L’annonce du groupe Dangote de construire une méga-raffinerie de 700.000 barils par jour à Lamu pourrait changer la trajectoire du plus ambitieux projet d’infrastructures d’Afrique de l’Est. En offrant un premier grand ancrage industriel au port de Lamu, ce projet relance les ambitions du Kenya de faire du corridor LAPSSET un hub régional de commerce, d’énergie et de logistique reliant l’Éthiopie, le Soudan du Sud et les marchés de l’océan Indien.
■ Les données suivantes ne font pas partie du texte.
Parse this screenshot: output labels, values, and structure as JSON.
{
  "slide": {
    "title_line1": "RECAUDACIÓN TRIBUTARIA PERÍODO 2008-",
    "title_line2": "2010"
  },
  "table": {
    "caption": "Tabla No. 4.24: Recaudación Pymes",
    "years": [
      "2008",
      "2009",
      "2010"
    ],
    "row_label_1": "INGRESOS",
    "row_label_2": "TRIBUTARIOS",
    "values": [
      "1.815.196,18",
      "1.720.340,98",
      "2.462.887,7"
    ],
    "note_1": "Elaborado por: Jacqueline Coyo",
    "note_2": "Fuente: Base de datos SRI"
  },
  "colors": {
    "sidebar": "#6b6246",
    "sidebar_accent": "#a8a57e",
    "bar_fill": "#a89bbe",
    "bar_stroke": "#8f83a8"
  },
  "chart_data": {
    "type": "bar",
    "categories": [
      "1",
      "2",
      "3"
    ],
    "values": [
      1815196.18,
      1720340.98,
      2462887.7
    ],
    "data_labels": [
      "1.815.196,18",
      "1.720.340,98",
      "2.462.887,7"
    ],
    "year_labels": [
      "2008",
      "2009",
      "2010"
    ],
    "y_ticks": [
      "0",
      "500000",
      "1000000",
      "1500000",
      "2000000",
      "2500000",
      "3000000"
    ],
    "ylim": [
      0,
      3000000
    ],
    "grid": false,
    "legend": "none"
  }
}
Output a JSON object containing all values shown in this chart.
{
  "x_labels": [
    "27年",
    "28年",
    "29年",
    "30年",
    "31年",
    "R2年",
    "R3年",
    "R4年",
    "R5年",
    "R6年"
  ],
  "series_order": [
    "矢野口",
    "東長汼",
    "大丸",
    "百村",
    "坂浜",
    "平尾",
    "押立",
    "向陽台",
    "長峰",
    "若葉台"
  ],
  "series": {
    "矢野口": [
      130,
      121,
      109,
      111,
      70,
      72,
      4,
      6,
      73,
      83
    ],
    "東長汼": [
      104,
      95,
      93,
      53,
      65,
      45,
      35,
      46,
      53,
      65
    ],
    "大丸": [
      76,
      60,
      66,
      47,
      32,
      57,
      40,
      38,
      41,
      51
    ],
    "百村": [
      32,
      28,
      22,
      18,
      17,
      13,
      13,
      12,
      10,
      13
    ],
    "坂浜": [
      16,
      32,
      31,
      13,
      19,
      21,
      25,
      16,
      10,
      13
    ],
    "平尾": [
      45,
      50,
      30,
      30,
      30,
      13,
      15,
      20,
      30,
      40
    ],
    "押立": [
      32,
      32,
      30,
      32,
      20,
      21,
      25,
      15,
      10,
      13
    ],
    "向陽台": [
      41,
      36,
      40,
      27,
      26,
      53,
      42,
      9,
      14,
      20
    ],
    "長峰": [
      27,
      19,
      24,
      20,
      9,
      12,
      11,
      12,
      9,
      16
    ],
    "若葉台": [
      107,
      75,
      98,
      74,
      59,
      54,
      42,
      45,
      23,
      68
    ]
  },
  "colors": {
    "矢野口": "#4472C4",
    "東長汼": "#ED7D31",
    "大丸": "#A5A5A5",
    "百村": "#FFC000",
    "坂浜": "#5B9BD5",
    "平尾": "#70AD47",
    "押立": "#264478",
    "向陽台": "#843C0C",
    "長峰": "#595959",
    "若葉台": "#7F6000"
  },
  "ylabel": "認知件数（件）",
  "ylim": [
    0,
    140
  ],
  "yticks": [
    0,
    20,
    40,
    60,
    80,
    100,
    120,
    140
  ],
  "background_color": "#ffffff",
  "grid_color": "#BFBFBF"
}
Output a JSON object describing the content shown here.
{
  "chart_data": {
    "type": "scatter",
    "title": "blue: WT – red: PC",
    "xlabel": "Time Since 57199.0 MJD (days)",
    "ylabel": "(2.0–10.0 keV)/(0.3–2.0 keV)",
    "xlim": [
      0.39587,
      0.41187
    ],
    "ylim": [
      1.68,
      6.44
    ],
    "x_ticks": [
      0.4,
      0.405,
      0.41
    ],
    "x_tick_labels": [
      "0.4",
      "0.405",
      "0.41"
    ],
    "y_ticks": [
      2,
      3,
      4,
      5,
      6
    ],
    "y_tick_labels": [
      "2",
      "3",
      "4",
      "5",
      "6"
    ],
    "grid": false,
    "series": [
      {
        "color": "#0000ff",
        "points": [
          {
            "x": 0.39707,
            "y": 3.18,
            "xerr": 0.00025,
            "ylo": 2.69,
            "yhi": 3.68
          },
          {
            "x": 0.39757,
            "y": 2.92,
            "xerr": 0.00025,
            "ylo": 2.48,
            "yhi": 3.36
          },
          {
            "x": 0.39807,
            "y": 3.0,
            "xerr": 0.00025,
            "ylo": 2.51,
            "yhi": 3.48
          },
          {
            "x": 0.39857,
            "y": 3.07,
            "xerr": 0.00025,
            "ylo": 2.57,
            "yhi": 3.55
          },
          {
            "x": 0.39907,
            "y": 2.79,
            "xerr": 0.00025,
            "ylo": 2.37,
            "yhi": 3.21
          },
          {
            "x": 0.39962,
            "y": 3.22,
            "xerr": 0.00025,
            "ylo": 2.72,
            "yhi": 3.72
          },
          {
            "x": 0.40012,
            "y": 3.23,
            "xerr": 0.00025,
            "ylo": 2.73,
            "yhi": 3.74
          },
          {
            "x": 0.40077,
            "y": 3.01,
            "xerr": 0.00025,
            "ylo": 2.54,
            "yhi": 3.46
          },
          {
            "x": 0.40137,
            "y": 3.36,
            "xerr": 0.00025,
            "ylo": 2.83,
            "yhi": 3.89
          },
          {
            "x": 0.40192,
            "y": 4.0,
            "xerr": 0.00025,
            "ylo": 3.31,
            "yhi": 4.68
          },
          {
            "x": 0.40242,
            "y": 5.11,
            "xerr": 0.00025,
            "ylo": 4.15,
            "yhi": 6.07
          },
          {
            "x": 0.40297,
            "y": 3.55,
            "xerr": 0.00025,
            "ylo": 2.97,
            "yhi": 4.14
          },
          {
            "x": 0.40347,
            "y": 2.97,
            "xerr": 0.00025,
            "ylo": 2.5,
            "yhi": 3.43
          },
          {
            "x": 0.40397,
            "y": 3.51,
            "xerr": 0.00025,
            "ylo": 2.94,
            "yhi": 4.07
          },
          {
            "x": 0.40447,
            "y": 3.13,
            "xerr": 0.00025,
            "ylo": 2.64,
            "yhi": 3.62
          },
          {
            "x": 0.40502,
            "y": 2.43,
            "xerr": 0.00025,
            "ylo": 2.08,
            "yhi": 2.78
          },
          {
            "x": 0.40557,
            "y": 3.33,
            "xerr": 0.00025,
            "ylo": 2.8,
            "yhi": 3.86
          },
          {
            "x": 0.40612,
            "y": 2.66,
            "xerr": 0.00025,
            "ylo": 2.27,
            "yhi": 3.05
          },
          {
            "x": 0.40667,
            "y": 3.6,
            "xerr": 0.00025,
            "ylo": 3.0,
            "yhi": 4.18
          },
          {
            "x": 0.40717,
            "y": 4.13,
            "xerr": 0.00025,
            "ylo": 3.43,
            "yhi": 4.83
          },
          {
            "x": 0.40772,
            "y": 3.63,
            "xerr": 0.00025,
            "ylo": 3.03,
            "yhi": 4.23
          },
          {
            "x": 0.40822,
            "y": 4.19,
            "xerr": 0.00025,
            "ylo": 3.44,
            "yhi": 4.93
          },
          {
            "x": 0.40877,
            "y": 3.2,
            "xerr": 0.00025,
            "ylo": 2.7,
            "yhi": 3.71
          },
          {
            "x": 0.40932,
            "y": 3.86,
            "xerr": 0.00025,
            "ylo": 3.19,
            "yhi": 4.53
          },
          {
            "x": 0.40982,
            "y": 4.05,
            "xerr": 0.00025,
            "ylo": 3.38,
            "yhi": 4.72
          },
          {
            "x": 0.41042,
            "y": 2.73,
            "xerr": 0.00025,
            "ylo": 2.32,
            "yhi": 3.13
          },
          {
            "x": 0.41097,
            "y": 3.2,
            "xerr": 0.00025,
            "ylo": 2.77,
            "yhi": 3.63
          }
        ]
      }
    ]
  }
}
Longtemps considéré comme un projet aux avancées irrégulières, le corridor Lamu Port-South Sudan-Ethiopia Transport (LAPSSET) pourrait bénéficier d’un puissant accélérateur. Le choix de Dangote Industries d’implanter sa future raffinerie en eaux profondes à Lamu constitue une opportunité majeure pour redonner de la crédibilité économique à cette infrastructure stratégique lancée dans le cadre de la Vision 2030 du Kenya.
Prévue pour traiter jusqu’à 700.000 barils de pétrole par jour, l’installation deviendrait la plus importante raffinerie d’Afrique de l’Est. Le projet devrait alimenter en carburants raffinés le Kenya ainsi que plusieurs pays voisins, notamment l’Ouganda, le Rwanda, le Burundi, le Soudan du Sud, la Tanzanie, l’Éthiopie et la République démocratique du Congo, réduisant ainsi la dépendance régionale aux importations de produits pétroliers.
Pour Nairobi, l’enjeu dépasse largement le secteur énergétique. La raffinerie offrirait enfin au port de Lamu une activité industrielle capable de générer des volumes importants de fret, renforçant l’attractivité des infrastructures portuaires, ferroviaires et routières prévues dans le cadre du corridor LAPSSET. Jusqu’à présent, plusieurs composantes du projet peinaient à attirer les investissements nécessaires faute d’un moteur économique suffisamment solide.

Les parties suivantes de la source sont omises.